For number 3, include the following steps:

- `cat_transformer`
- `SimpleImputer(strategy='most_frequent')`
- `OneHotEncoder(sparse=False, handle_unknown='ignore')`
- `dummy_col_transformer`

In [None]:
from sklearn.preprocessing import OneHotEncoder

In [None]:
# transform our two functions
cat_transformer = FunctionTransformer(categorical_extractor, validate=False)
dummy_col_transformer = FunctionTransformer(dummy_col_adder, validate=False)

In [None]:
cat_pipe = Pipeline([
    ('cat_transformer', cat_transformer),
    ('cat_im', SimpleImputer(strategy='most_frequent')),
    ('OneHotEncoder', OneHotEncoder(sparse=False, handle_unknown='ignore')),
    ('dummy_col_transformer', dummy_col_transformer)
])

In [None]:
cat_pipe.fit(X_train)

In [None]:
cat_pipe.transform(X_train).head()

[Back to Top](#top)

### `FeatureUnion`

We now have two pipelines: `num_pipe` and `cat_pipe`. They each do their job and we can have them work in parallel. For this, we use the `FeatureUnion` class from the `pipeline` module. This will run each pipeline seperately and combine the results.

In [None]:
from sklearn.pipeline import FeatureUnion

In [None]:
# make FeatureUnion
feat_union = FeatureUnion([
    ('num_pipe', num_pipe),
    ('cat_pipe', cat_pipe)
])

In [None]:
feat_union.fit(X_train).transform(X_train)[:1]

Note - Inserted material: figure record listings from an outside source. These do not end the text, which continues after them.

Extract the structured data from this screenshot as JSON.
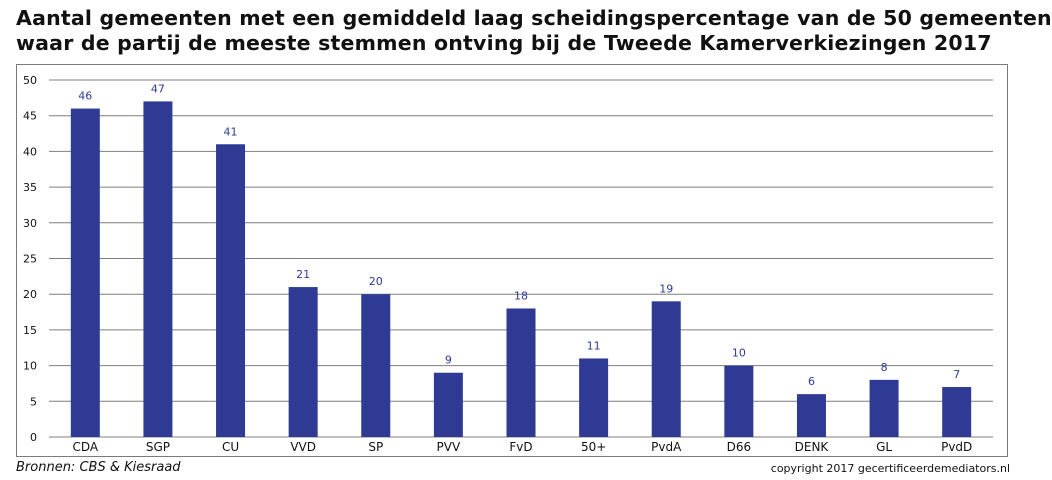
{
  "title_lines": [
    "Aantal gemeenten met een gemiddeld laag scheidingspercentage van de 50 gemeenten",
    "waar de partij de meeste stemmen ontving bij de Tweede Kamerverkiezingen 2017"
  ],
  "source": "Bronnen: CBS & Kiesraad",
  "copyright": "copyright 2017 gecertificeerdemediators.nl",
  "colors": {
    "bar": "#2E3A94",
    "label": "#2E3A94",
    "grid": "#7f7f7f",
    "axis_text": "#111111"
  },
  "chart_data": {
    "type": "bar",
    "title": "Aantal gemeenten met een gemiddeld laag scheidingspercentage van de 50 gemeenten waar de partij de meeste stemmen ontving bij de Tweede Kamerverkiezingen 2017",
    "categories": [
      "CDA",
      "SGP",
      "CU",
      "VVD",
      "SP",
      "PVV",
      "FvD",
      "50+",
      "PvdA",
      "D66",
      "DENK",
      "GL",
      "PvdD"
    ],
    "values": [
      46,
      47,
      41,
      21,
      20,
      9,
      18,
      11,
      19,
      10,
      6,
      8,
      7
    ],
    "data_labels": [
      "46",
      "47",
      "41",
      "21",
      "20",
      "9",
      "18",
      "11",
      "19",
      "10",
      "6",
      "8",
      "7"
    ],
    "y_ticks": [
      "0",
      "5",
      "10",
      "15",
      "20",
      "25",
      "30",
      "35",
      "40",
      "45",
      "50"
    ],
    "ylim": [
      0,
      50
    ],
    "xlabel": "",
    "ylabel": "",
    "grid": true,
    "legend": "none"
  }
}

Above, the first 6 items are from the numeric data. The remaining columns are dummy variables from the categorical columns.


Finally, we combine this into one pipeline.

In [None]:
feature_pipe = Pipeline([
    ('feat_union', feat_union)
])

#### Use this pipeline to _fit_ and _transform_ `X_train`

In [None]:
# fit and transform training data
X_train_prepared = pd.DataFrame(
    feature_pipe.fit(X_train).transform(X_train),
    index=X_train.index,
    columns = num_cols + [col+ '_' + level.strip()
                          for col, cat in zip(cat_cols, cat_pipe.named_steps['OneHotEncoder'].categories_)
                          for level in cat])
X_train_prepared.head()

**Challenge**: Use this fitted pipeline to transform `X_test`.

In [None]:
# transform testing data
X_test_prepared = pd.DataFrame()

# print out 
X_test_prepared.head()

**ENCODE TARGET VARIABLE**

The final step is to encode the target variable `income` to be numeric. For this, we'll use `LabelEncoder` from sklearn.preprocessing.

In [None]:
y_train[:5]

**Challenge**: Use `LabelEncoder` to transform `y_train` so that "<50k" is 0 and ">=50k" is 1.

In [None]:
from sklearn.preprocessing import LabelEncoder

In [None]:
# fit and transform y_train
le = ''

Transform the test set:

In [None]:
# transform ONLY: y_test
y_test_encoded = pd.Series(le.transform(y_test), index=y_test.index)
y_test_encoded[:5]

[Back to Top](#top)

<a id="modeling"></a>
# Model Building
---

Now that our data is ready, we can move on to modeling.

**Challenge**: What is the first step of the modeling process?

ANSWER: Calculate the baseline.

In [None]:
y_test_encoded.value_counts()[0] / y_test_encoded.value_counts().sum()

The most simple model possible is using the majority class (under \$50k) as the prediction for every value.

We would achieve 76\% accuracy if we did this. All future models must beat this baseline.